6/10/2014
The United States and Europe do not know how to read Vladimir Putin. He is, for the Western mind, a strange laboratory specimen, who grew up in the KGB world of conspiracy and repression of enemies who are everywhere. We do not understand him and what he is really saying.
Any positive remark, no matter how small, turns Putin into a budding man of peace. (I am reminded of hopes that Bashar Assad would become a reformer). After Putin exchanged a few words with Ukraine’s president-elect, Petro Poroshenko, and with Barack Obama and expressed his liking for an (unacceptable) type of peace dialog, John Kerry spoke optimistically of “the possibility of Russia helping to get the separatists to begin to put their guns away, get out of buildings and begin to build Ukraine.” (See the Reuters report.) A Secretary of State should not engage in wishful thinking out loud.
Putin uses unfamiliar code words like “federalism” that sound reasonable to the uninitiated, but in practice mean the end of Ukraine as a unitary state.
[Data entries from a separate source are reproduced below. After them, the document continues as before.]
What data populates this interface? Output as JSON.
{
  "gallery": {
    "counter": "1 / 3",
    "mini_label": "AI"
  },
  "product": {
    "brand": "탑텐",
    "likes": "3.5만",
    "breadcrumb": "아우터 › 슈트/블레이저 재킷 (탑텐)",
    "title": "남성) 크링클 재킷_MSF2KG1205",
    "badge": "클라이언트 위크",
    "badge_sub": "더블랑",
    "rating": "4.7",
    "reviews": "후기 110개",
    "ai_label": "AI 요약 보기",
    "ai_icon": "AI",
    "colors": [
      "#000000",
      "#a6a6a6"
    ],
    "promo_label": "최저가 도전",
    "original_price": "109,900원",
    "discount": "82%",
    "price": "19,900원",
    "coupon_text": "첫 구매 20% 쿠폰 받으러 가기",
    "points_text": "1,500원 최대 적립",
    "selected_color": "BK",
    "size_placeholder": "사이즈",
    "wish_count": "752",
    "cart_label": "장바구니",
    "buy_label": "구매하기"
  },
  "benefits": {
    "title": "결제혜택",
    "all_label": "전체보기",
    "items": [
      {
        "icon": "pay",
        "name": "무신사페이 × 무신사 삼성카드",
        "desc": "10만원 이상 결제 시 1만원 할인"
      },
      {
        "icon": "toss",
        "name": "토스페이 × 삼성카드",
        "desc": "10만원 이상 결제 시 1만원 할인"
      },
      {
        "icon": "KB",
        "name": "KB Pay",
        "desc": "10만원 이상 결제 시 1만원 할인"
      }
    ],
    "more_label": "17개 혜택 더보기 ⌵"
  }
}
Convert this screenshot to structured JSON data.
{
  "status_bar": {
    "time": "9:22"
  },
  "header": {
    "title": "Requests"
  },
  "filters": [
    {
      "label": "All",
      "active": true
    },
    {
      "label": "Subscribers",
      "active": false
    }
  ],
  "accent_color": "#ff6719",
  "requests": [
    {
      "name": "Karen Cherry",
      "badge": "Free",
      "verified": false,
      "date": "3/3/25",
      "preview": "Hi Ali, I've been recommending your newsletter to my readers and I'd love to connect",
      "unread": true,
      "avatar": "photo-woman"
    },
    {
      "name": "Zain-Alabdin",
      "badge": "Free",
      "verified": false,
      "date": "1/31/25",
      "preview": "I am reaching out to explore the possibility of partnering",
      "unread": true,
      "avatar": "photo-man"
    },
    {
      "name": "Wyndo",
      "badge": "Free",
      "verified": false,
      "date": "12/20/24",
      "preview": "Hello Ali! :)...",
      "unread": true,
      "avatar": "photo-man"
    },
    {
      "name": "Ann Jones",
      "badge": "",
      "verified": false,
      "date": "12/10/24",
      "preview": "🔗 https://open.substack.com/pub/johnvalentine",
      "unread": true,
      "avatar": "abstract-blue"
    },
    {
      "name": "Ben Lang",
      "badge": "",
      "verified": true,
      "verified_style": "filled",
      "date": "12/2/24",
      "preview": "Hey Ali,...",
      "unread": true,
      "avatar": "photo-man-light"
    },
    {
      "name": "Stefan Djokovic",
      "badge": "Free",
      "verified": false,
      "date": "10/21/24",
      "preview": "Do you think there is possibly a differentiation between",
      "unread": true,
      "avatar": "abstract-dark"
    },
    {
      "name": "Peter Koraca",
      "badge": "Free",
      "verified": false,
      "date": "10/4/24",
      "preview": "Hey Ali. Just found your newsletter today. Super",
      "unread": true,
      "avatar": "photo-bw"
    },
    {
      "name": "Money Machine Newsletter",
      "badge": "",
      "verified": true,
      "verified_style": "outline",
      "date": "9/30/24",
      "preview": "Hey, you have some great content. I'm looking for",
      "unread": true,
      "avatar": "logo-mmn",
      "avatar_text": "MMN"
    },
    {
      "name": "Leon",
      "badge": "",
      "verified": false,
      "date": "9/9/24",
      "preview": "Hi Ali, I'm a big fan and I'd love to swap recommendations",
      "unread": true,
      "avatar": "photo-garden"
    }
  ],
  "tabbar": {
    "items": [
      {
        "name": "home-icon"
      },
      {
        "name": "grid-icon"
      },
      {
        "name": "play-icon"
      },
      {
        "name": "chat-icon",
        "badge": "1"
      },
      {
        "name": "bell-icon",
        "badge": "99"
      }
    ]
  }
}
The press ignores his wild propaganda flights of fancy of swarms of Ukrainian extremist neo-Nazi killers or his claims that there are no Russian mercenaries in east Ukraine. (See Putin’s June 6 press conference.) Putin’s D-Day handshake-discussion with Poroshenko sent the press into a frenzy of optimism. The two had agreed to talk! Peace must be around the corner. Europe breathed a sigh of relief: We don’t have to talk about sanctions that might hurt our own economies.